Problem
When a large number of runs are triggered in Terraform Enterprise, such as from a VCS mono-repository, you may observe that many runs become stuck in the Plan queued or Apply queued state indefinitely.
You can observe this issue in the Kubernetes event log.
Check the events in the agent namespace.
$ kubectl -n terraform-enterprise-agents get events
The output shows a FailedScheduling warning due to insufficient memory.
11m Warning FailedScheduling pod/tfe-task-fe14c45c-83ea-4d7b-9dba-9c54f8057347-5df5z 0/1 nodes are available: 1 Insufficient memory. preemption: 0/1 nodes are available: 1 No preemption victims found for incoming pod.
Prerequisites
- Terraform Enterprise installed in a Kubernetes environment.
Cause
The stuck runs are typically caused by insufficient memory in the Kubernetes cluster. When a run is triggered, Terraform Enterprise attempts to schedule a new agent pod. If the cluster nodes lack the available memory to meet the pod's request, the pod cannot be scheduled, and the run remains queued.

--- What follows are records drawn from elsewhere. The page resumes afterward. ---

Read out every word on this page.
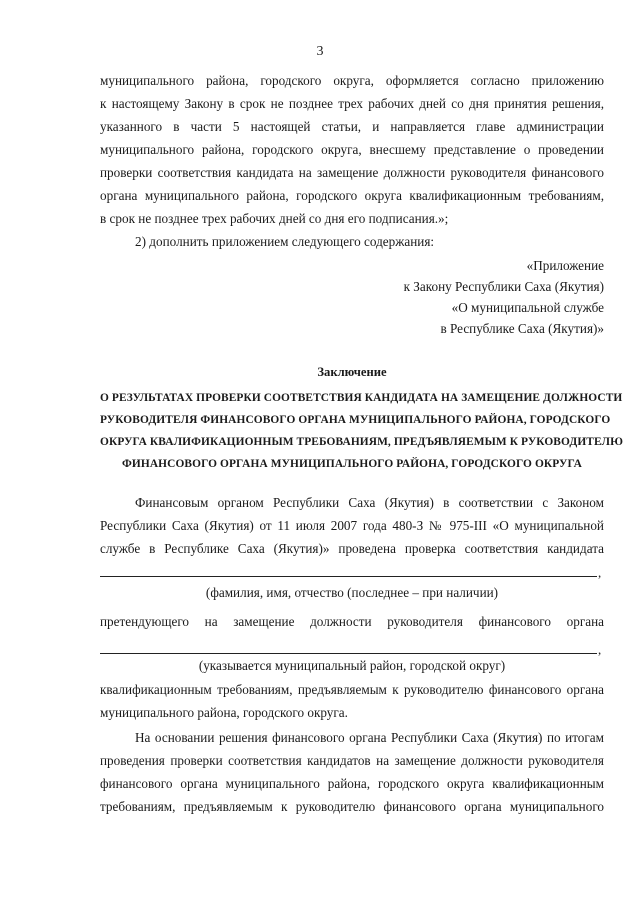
3
муниципального района, городского округа, оформляется согласно приложению
к настоящему Закону в срок не позднее трех рабочих дней со дня принятия решения,
указанного в части 5 настоящей статьи, и направляется главе администрации
муниципального района, городского округа, внесшему представление о проведении
проверки соответствия кандидата на замещение должности руководителя финансового
органа муниципального района, городского округа квалификационным требованиям,
в срок не позднее трех рабочих дней со дня его подписания.»;
2) дополнить приложением следующего содержания:
«Приложение
к Закону Республики Саха (Якутия)
«О муниципальной службе
в Республике Саха (Якутия)»
Заключение
О РЕЗУЛЬТАТАХ ПРОВЕРКИ СООТВЕТСТВИЯ КАНДИДАТА НА ЗАМЕЩЕНИЕ ДОЛЖНОСТИ
РУКОВОДИТЕЛЯ ФИНАНСОВОГО ОРГАНА МУНИЦИПАЛЬНОГО РАЙОНА, ГОРОДСКОГО
ОКРУГА КВАЛИФИКАЦИОННЫМ ТРЕБОВАНИЯМ, ПРЕДЪЯВЛЯЕМЫМ К РУКОВОДИТЕЛЮ
ФИНАНСОВОГО ОРГАНА МУНИЦИПАЛЬНОГО РАЙОНА, ГОРОДСКОГО ОКРУГА
Финансовым органом Республики Саха (Якутия) в соответствии с Законом
Республики Саха (Якутия) от 11 июля 2007 года 480-З № 975-III «О муниципальной
службе в Республике Саха (Якутия)» проведена проверка соответствия кандидата
,
(фамилия, имя, отчество (последнее – при наличии)
претендующего на замещение должности руководителя финансового органа
,
(указывается муниципальный район, городской округ)
квалификационным требованиям, предъявляемым к руководителю финансового органа
муниципального района, городского округа.
На основании решения финансового органа Республики Саха (Якутия) по итогам
проведения проверки соответствия кандидатов на замещение должности руководителя
финансового органа муниципального района, городского округа квалификационным
требованиям, предъявляемым к руководителю финансового органа муниципального
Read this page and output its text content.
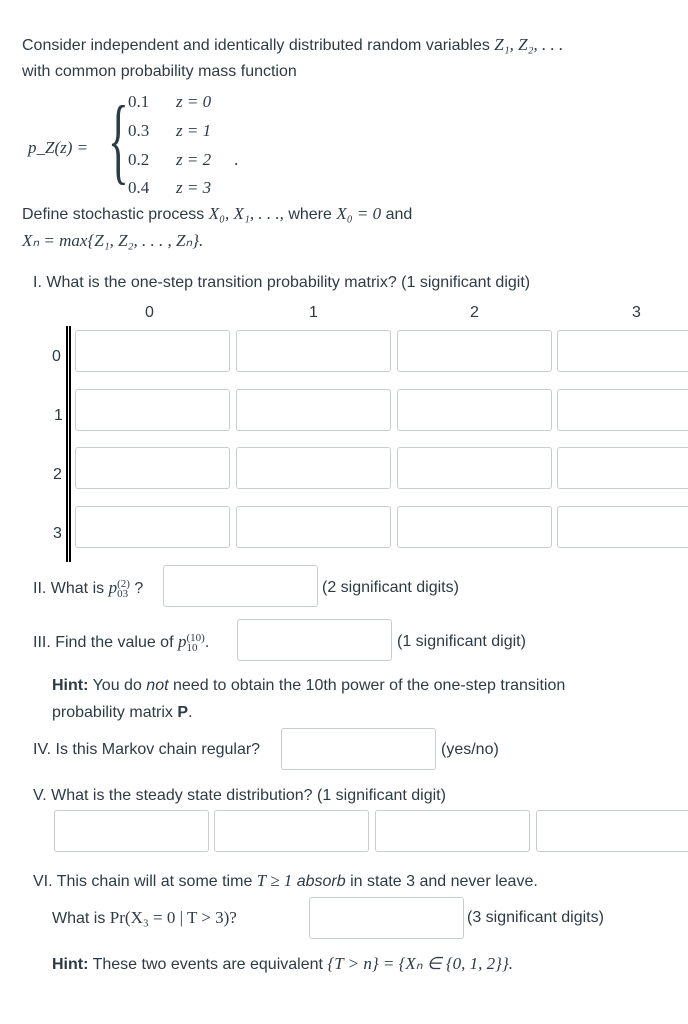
Consider independent and identically distributed random variables Z₁, Z₂, . . .
with common probability mass function
p_Z(z) = { 0.1 z = 0
0.3 z = 1
0.2 z = 2 .
0.4 z = 3
Define stochastic process X₀, X₁, . . ., where X₀ = 0 and
Xₙ = max{Z₁, Z₂, . . . , Zₙ}.
I. What is the one-step transition probability matrix? (1 significant digit)
0	1	2	3
0
1
2
3
II. What is p (2)
03 ?	(2 significant digits)
III. Find the value of p (10)
10 .	(1 significant digit)
Hint: You do not need to obtain the 10th power of the one-step transition
probability matrix P.
IV. Is this Markov chain regular?	(yes/no)
V. What is the steady state distribution? (1 significant digit)
VI. This chain will at some time T ≥ 1 absorb in state 3 and never leave.
What is Pr(X₃ = 0 | T > 3)?	(3 significant digits)
Hint: These two events are equivalent {T > n} = {Xₙ ∈ {0, 1, 2}}.
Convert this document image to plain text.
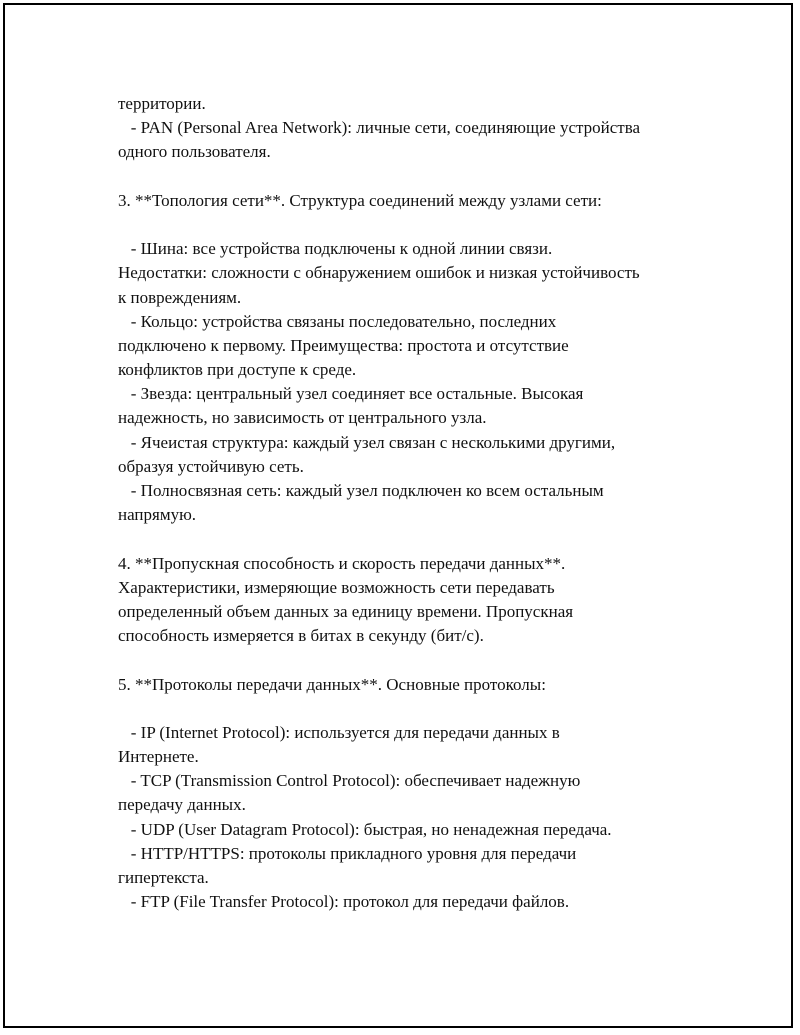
территории.
- PAN (Personal Area Network): личные сети, соединяющие устройства
одного пользователя.
3. **Топология сети**. Структура соединений между узлами сети:
- Шина: все устройства подключены к одной линии связи.
Недостатки: сложности с обнаружением ошибок и низкая устойчивость
к повреждениям.
- Кольцо: устройства связаны последовательно, последних
подключено к первому. Преимущества: простота и отсутствие
конфликтов при доступе к среде.
- Звезда: центральный узел соединяет все остальные. Высокая
надежность, но зависимость от центрального узла.
- Ячеистая структура: каждый узел связан с несколькими другими,
образуя устойчивую сеть.
- Полносвязная сеть: каждый узел подключен ко всем остальным
напрямую.
4. **Пропускная способность и скорость передачи данных**.
Характеристики, измеряющие возможность сети передавать
определенный объем данных за единицу времени. Пропускная
способность измеряется в битах в секунду (бит/с).
5. **Протоколы передачи данных**. Основные протоколы:
- IP (Internet Protocol): используется для передачи данных в
Интернете.
- TCP (Transmission Control Protocol): обеспечивает надежную
передачу данных.
- UDP (User Datagram Protocol): быстрая, но ненадежная передача.
- HTTP/HTTPS: протоколы прикладного уровня для передачи
гипертекста.
- FTP (File Transfer Protocol): протокол для передачи файлов.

For example, consider a Kubernetes cluster with a single 16GB node and default Terraform Enterprise capacity settings (10 concurrent runs, 2048MB memory per run). If all 10 runs are triggered simultaneously, they will request a total of 20.48GB (10 x 2048MB) of memory. This exceeds the node's capacity, especially after accounting for the memory required by the main Terraform Enterprise application pod and other system processes (approximately 5GB).
Solutions
Solution 1: Increase Environment Memory
The recommended solution is to increase the memory of your Kubernetes nodes to meet the demands of your workload. In the example above, increasing the node's memory to 32GB would accommodate the 20.48GB required for 10 concurrent runs, plus the additional resources needed for Terraform Enterprise and system processes.

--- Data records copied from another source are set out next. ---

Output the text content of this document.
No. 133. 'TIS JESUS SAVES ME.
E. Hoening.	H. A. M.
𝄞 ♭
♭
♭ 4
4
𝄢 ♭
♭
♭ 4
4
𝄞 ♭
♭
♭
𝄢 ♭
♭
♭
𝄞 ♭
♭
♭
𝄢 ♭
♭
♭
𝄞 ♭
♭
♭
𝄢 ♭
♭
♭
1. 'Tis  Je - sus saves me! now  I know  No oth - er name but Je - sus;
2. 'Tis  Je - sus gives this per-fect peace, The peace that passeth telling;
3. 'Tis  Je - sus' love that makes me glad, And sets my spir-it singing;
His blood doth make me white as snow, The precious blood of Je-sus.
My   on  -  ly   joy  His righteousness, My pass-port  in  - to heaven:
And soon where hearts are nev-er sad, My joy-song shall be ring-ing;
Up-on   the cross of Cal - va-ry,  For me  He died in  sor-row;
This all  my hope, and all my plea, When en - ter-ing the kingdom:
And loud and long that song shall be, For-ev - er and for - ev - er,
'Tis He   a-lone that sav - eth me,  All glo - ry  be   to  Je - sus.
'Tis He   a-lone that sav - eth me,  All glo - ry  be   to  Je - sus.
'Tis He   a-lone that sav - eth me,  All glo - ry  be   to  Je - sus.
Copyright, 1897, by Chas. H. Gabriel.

Solution 2: Decrease Concurrent Runs
If you cannot increase the environment's memory, you can decrease the number of concurrent runs to align with your available resources. Using the same example of a 16GB node, approximately 11GB of memory is available for runs after accounting for system and application needs. You would need to lower the concurrency setting from the default of 10 to 5 to stay within this limit.
While it is possible to reduce the memory capacity per run below the 2048MB default, this is not advised as it may cause individual runs to fail.
Outcome
After correctly sizing your Kubernetes nodes and Terraform Enterprise capacity settings, new runs should execute without becoming stuck in a queued state.
Note: Even in a properly sized environment, intermittent issues may cause a run to become stuck. In these cases, you may need to manually cancel and retry the run.
Additional Information
- For more details on capacity settings, refer to the Terraform Enterprise configuration reference.